Letter to the Times Higher Education, 5 March 2009

Sense About Science is annoyed with Times Higher Education for mentioning that Vivian Moses, who contributed to its booklet on GM, heads a biotech industry-funded lobby group. It says this is not a paid position so it is not a vested interest. Yet in your article Moses himself says that, if he had been asked, he would have mentioned it.

Moses is also part of the Scientific Alliance, as are several of Sense About Science’s scientific advisers, not to mention one or two of the other contributors to the GM booklet.

The Scientific Alliance is an industry-funded lobby group that openly promotes climate change denial – a topic on which Sense About Science has done almost nothing proactive to challenge the sceptics. Is this something else that shouldn’t be mentioned?

And when it comes to vested interests, what about Sense About Science itself? Times Higher Education refers to it simply as a “charity”, but a quick glance at the last accounts it lodged with the Charity Commission shows all the substantial sums from its named donors came from life science, pharma, big oil and mobile phone companies – funnily enough, the very industries whose interests it defends against their critics.

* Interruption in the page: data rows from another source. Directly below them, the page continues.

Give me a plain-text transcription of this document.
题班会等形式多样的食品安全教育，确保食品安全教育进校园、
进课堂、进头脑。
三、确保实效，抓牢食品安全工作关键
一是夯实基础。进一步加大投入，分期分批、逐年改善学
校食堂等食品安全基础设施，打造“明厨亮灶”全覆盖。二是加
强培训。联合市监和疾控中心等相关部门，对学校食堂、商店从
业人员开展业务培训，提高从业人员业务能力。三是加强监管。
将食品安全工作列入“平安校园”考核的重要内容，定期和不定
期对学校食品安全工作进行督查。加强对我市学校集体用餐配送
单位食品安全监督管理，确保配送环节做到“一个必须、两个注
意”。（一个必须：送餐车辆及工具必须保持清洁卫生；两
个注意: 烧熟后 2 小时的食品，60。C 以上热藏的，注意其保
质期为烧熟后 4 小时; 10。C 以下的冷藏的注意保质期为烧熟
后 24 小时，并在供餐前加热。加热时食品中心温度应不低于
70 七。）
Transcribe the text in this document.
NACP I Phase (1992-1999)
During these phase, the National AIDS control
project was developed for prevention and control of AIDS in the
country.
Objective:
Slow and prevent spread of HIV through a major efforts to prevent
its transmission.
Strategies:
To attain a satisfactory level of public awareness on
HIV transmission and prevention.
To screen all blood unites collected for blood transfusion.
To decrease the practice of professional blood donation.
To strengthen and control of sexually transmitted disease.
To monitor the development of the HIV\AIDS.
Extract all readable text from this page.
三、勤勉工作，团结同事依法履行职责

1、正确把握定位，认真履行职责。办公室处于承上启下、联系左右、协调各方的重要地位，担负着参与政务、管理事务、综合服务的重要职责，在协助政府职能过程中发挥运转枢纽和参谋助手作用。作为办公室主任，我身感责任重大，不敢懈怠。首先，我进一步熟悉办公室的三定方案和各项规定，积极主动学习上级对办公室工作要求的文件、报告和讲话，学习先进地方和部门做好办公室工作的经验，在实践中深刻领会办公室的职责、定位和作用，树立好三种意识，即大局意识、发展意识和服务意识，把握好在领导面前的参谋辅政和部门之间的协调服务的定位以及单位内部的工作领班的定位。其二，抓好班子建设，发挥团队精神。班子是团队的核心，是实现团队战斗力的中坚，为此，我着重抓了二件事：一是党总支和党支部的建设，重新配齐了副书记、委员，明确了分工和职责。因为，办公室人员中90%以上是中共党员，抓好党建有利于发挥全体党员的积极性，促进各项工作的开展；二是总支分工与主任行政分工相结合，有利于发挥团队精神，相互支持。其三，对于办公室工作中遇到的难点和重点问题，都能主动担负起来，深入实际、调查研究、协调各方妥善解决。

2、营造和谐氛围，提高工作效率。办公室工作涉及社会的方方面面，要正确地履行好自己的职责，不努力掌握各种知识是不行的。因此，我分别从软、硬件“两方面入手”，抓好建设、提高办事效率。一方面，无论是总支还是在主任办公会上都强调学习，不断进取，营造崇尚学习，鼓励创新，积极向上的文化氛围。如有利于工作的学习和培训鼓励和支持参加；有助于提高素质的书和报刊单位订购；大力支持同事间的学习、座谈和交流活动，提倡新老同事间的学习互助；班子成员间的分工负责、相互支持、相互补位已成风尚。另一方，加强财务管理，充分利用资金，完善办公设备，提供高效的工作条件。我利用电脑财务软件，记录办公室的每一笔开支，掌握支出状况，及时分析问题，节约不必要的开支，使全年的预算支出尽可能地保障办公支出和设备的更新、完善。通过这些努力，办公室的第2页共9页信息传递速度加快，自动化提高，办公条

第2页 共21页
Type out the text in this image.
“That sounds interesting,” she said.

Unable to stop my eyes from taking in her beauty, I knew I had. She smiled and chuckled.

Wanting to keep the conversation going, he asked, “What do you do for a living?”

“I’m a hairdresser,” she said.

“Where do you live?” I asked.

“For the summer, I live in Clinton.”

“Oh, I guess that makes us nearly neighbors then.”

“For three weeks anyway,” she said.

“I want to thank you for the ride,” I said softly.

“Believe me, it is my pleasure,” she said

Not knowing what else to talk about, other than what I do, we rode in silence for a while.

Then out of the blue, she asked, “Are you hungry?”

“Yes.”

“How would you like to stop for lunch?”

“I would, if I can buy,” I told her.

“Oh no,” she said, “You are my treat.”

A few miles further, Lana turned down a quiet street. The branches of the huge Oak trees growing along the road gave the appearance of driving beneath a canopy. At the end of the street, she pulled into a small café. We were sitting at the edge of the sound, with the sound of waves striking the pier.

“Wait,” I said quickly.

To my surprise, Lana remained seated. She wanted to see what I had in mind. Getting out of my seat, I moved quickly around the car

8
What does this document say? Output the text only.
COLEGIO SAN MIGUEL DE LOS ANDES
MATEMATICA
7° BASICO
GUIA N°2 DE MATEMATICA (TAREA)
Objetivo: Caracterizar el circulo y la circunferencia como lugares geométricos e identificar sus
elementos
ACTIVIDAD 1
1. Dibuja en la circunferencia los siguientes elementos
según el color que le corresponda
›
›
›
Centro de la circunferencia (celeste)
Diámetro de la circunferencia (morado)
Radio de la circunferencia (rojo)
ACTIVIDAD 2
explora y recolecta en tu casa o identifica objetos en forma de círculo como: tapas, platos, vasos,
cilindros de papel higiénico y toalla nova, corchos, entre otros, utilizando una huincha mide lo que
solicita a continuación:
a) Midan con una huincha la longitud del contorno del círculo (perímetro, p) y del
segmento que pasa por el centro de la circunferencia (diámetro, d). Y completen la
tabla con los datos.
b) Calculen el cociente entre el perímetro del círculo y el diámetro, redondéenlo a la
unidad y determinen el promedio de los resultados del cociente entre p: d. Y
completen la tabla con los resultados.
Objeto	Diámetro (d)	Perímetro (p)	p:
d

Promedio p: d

Sense About Science complains that some of these links make no difference to its views. Is this a scientific view? It is certainly contrary to a rash of recent research published in the British Medical Journal and Nature, among other places, which found that the corporate funding of scientific research can skew the results.

In view of such potential problems, transparency is vital if we are to establish the line between promoting “good science and evidence for the public” and something more akin to public relations for vested interests.